Dalam tren ini, warganet biasanya menambahkan sumber serat tinggi ke menu harian, seperti mencampurkan chia seed atau flaxseed ke dalam yogurt dan smoothie, mengonsumsi oatmeal dan granola tinggi serat saat sarapan, memperbanyak sayuran hijau, buah utuh seperti apel dan pir, hingga menggunakan suplemen serat instan berbahan psyllium husk. Bahkan, ada yang sengaja mengganti nasi putih dengan beras merah atau quinoa demi menaikkan asupan serat harian.

Berdasarkan rekomendasi Institute of Medicine, kebutuhan serat orang dewasa berkisar 25–30 gram per hari. Serat terdiri dari serat larut yang membantu mengontrol gula darah dan kolesterol, serta serat tidak larut yang berperan melancarkan buang air besar.

BACA JUGA :  Mau Sarapan Nasi Ponggol Tegal? Cobain di Tiga Tempat Ini Dulu, Dijamin Ketagihan

Ahli gizi klinis Dr. dr. Luciana B. Sutanto, MS, SpGK(K), dalam keterangannya kepada Antara, menilai tren ini positif karena meningkatkan kesadaran pentingnya serat. Namun ia menegaskan konsumsi berlebihan tanpa peningkatan bertahap dan asupan cairan cukup dapat memicu kembung, gas berlebih, hingga sembelit.

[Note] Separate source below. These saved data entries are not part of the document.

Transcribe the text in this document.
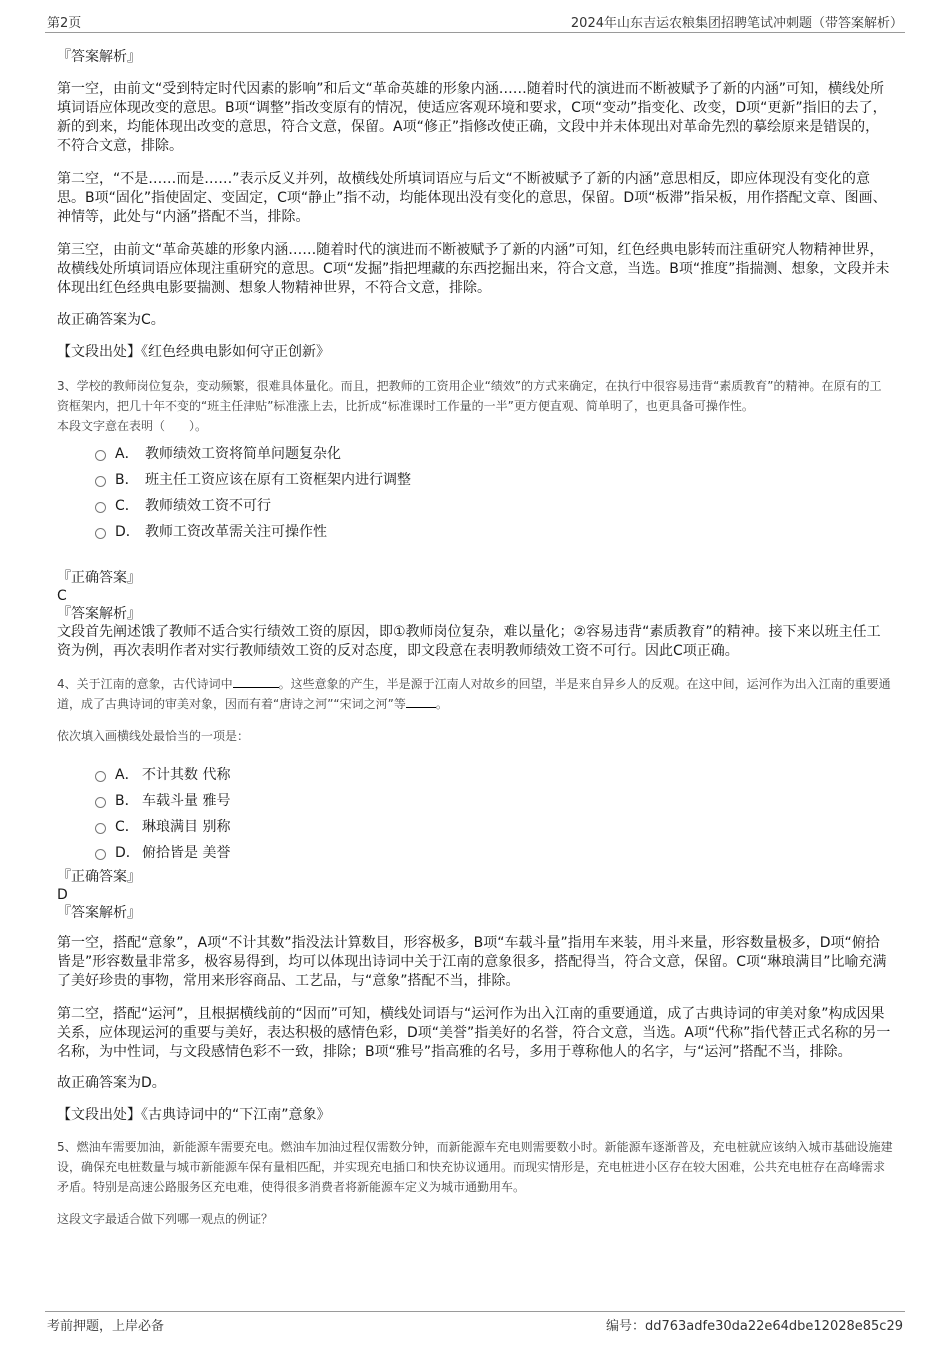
第2页	2024年山东吉运农粮集团招聘笔试冲刺题（带答案解析）

『答案解析』

第一空，由前文“受到特定时代因素的影响”和后文“革命英雄的形象内涵……随着时代的演进而不断被赋予了新的内涵”可知，横线处所填词语应体现改变的意思。B项“调整”指改变原有的情况，使适应客观环境和要求，C项“变动”指变化、改变，D项“更新”指旧的去了，新的到来，均能体现出改变的意思，符合文意，保留。A项“修正”指修改使正确，文段中并未体现出对革命先烈的摹绘原来是错误的，不符合文意，排除。

第二空，“不是……而是……”表示反义并列，故横线处所填词语应与后文“不断被赋予了新的内涵”意思相反，即应体现没有变化的意思。B项“固化”指使固定、变固定，C项“静止”指不动，均能体现出没有变化的意思，保留。D项“板滞”指呆板，用作搭配文章、图画、神情等，此处与“内涵”搭配不当，排除。

第三空，由前文“革命英雄的形象内涵……随着时代的演进而不断被赋予了新的内涵”可知，红色经典电影转而注重研究人物精神世界，故横线处所填词语应体现注重研究的意思。C项“发掘”指把埋藏的东西挖掘出来，符合文意，当选。B项“推度”指揣测、想象，文段并未体现出红色经典电影要揣测、想象人物精神世界，不符合文意，排除。

故正确答案为C。

【文段出处】《红色经典电影如何守正创新》

3、学校的教师岗位复杂，变动频繁，很难具体量化。而且，把教师的工资用企业“绩效”的方式来确定，在执行中很容易违背“素质教育”的精神。在原有的工资框架内，把几十年不变的“班主任津贴”标准涨上去，比折成“标准课时工作量的一半”更方便直观、简单明了，也更具备可操作性。

本段文字意在表明（　　）。

A． 教师绩效工资将简单问题复杂化
B． 班主任工资应该在原有工资框架内进行调整
C． 教师绩效工资不可行
D． 教师工资改革需关注可操作性

『正确答案』

C

『答案解析』

文段首先阐述饿了教师不适合实行绩效工资的原因，即①教师岗位复杂，难以量化；②容易违背“素质教育”的精神。接下来以班主任工资为例，再次表明作者对实行教师绩效工资的反对态度，即文段意在表明教师绩效工资不可行。因此C项正确。

4、关于江南的意象，古代诗词中	。这些意象的产生，半是源于江南人对故乡的回望，半是来自异乡人的反观。在这中间，运河作为出入江南的重要通道，成了古典诗词的审美对象，因而有着“唐诗之河”“宋词之河”等	。

依次填入画横线处最恰当的一项是：

A． 不计其数 代称
B． 车载斗量 雅号
C． 琳琅满目 别称
D． 俯拾皆是 美誉

『正确答案』

D

『答案解析』

第一空，搭配“意象”，A项“不计其数”指没法计算数目，形容极多，B项“车载斗量”指用车来装，用斗来量，形容数量极多，D项“俯拾皆是”形容数量非常多，极容易得到，均可以体现出诗词中关于江南的意象很多，搭配得当，符合文意，保留。C项“琳琅满目”比喻充满了美好珍贵的事物，常用来形容商品、工艺品，与“意象”搭配不当，排除。

第二空，搭配“运河”，且根据横线前的“因而”可知，横线处词语与“运河作为出入江南的重要通道，成了古典诗词的审美对象”构成因果关系，应体现运河的重要与美好，表达积极的感情色彩，D项“美誉”指美好的名誉，符合文意，当选。A项“代称”指代替正式名称的另一名称，为中性词，与文段感情色彩不一致，排除；B项“雅号”指高雅的名号，多用于尊称他人的名字，与“运河”搭配不当，排除。

故正确答案为D。

【文段出处】《古典诗词中的“下江南”意象》

5、燃油车需要加油，新能源车需要充电。燃油车加油过程仅需数分钟，而新能源车充电则需要数小时。新能源车逐渐普及，充电桩就应该纳入城市基础设施建设，确保充电桩数量与城市新能源车保有量相匹配，并实现充电插口和快充协议通用。而现实情形是，充电桩进小区存在较大困难，公共充电桩存在高峰需求矛盾。特别是高速公路服务区充电难，使得很多消费者将新能源车定义为城市通勤用车。

这段文字最适合做下列哪一观点的例证？

考前押题，上岸必备	编号：dd763adfe30da22e64dbe12028e85c29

Sejumlah publikasi di Nature Reviews Gastroenterology & Hepatology juga menekankan bahwa manfaat serat sangat di pengaruhi jenis, jumlah, dan kondisi individu. Karena itu, pakar menyarankan peningkatan serat di lakukan secara bertahap dengan pola makan tetap seimbang.